PfSense box as VPN client
-
hello all, this is my first post to these forms. I usually don't post questions cause I can normally google my way to finding what I'm looking for. Anyway..
Is there a way to use pfSense as a VPN client? I want my pfSense box to connect to a vpn and then have a static route that would forward any traffic destined to a specific network out the VPN tunnel.

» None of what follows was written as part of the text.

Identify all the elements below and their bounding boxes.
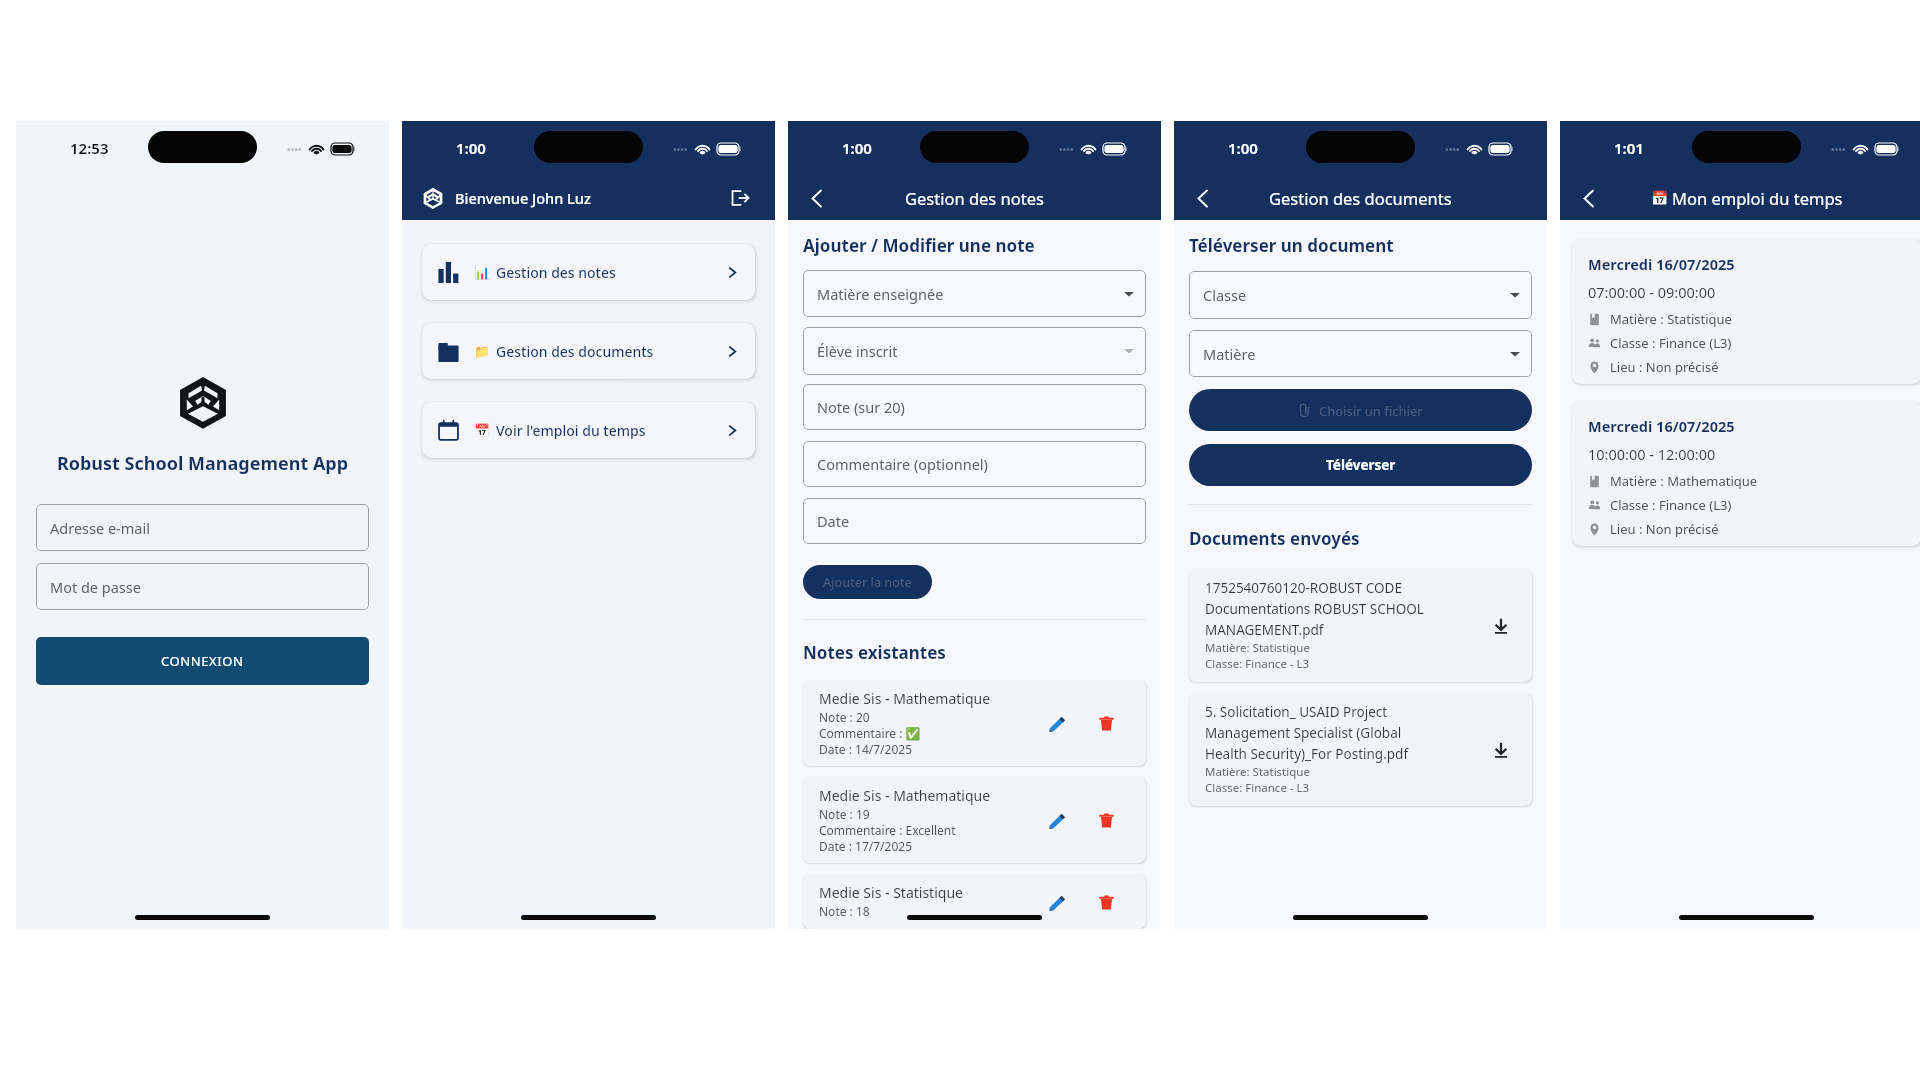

I have a LAN 172.16.5.0/24 behind my pfSense firewall and I want the pfSense box to connect my university's network through a vpn tunnel. The university's network is 10.10.0.0/16. Then I would have a static route that would forward any traffic destined for the 10.10.0.0/16 out the tunnel interface. Basically, I have some applications that are designed for use on the campus itself; and when students are off campus we are supposed to connect to the university's VPN through the windows VPN client. This is a hassle. I want it to work as such so when the application sends data to a server on campus… it gets there; instead of popping up a little window telling me to connect through the vpn. I want the application not to know that it is not actually on the campus network. This is by no way breaking my campus acceptable usage policy. As far as a security risk, I understand that everything that will be connecting through the VPN is logged under my name and I have taken and will take the proper security measures to protect my LAN at my home as well as the VPN tunnel. I simply want my firewall to be the VPN client instead of my PC.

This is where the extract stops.